I would also like to say how grateful I am to have had such good doctors. ANd how important that is. I only had a couple of docs who didnt work, and now have such a good psych. I am very grateful that how happy and how myself I feel is a strong guide for my doctor as to how good I am.
Its really nice to hear it sound normal, just another group of symptoms that get treated and that you get better from, because like Heather I am better too!!
It’s fascinating for me to read about another mother’s experience with PPP. I have Bipolar Disorder, but was in somewhat of a remission during my first pregnancy. I had full-blown PPP right after he was born, but wasn’t admitted to the hospital until the fourth week.
Your descriptions of how your inner monologue was turned up so high and how you thought there were microphones in the walls recording your voice – I can easily say that I had similar thoughts running through my head at the time of my PPP.
Isn’t it amazing how the right doctors and the meds they prescribe can bring us back to reality?

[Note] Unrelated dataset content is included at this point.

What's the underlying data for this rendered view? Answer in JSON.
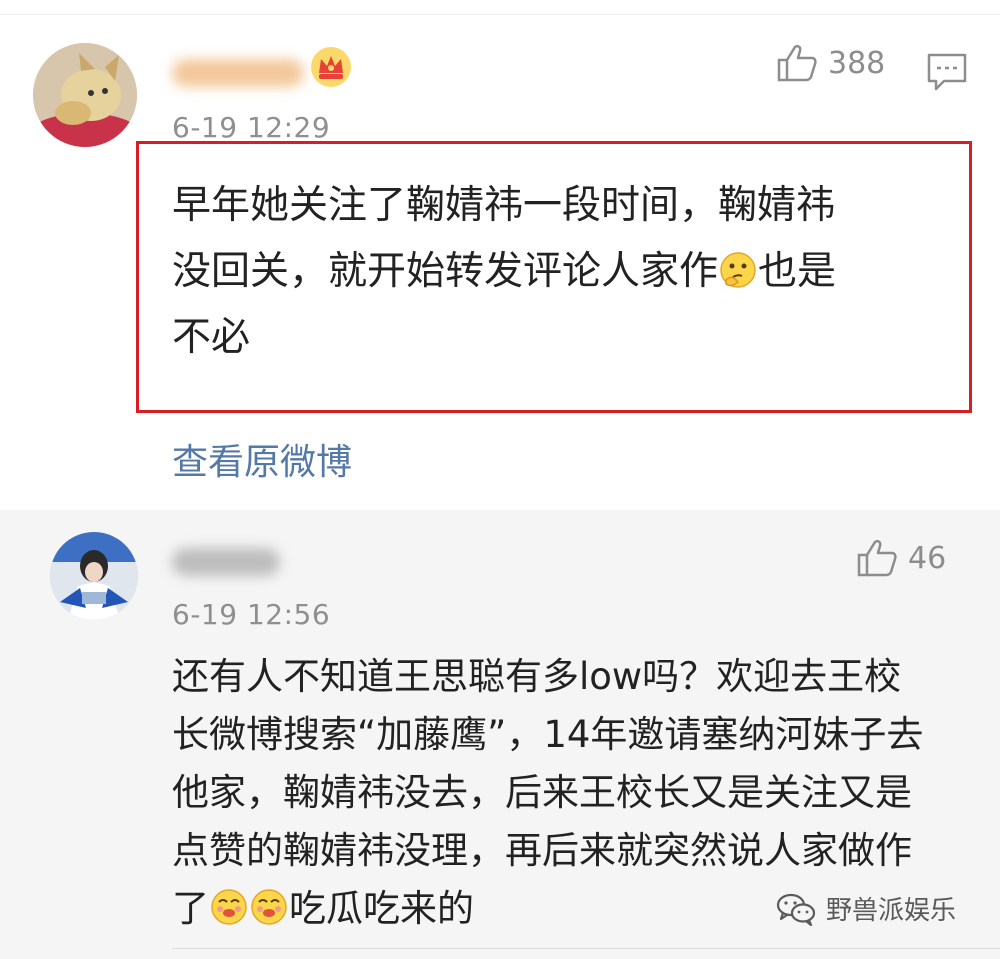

Thank you for sharing your story.
I am so happy it’s being put out there so we don’t feel so alone. It pains me to know and feel that this goes back decades of yrs ago with our great great grandmothers. I know being 51 that my mother wasn’t a mother to any of three girls. Me being the oldest had to help raise my two sisters. Well that didn’t go well. But at the age of 16 I left home and stayed with my dad till I graduated from high school & was pregant with my daughter 3 months before graduating. Married 3 months later. Scared at being a wife and mom 4 months later was hard.
Had the support team but didn’t take advantage of more of it. Just smiled & pretended I was happy. Sad, but true. Hopefully so many more come out of the dark and tell stories just like mine. Keeping it real for the sake of all PPD survivors. We have to let it out!!!!
That is very inspiring to read. I am struggling with ppd and I am looking for that light at the end of the tunnel. No one can understand how simple tasks seem so overwhelming unless you have experienced this firsthand. I continue to pray for that bright day.
it was a good explanation. i have a question in mind do you completely get recovered from PPP?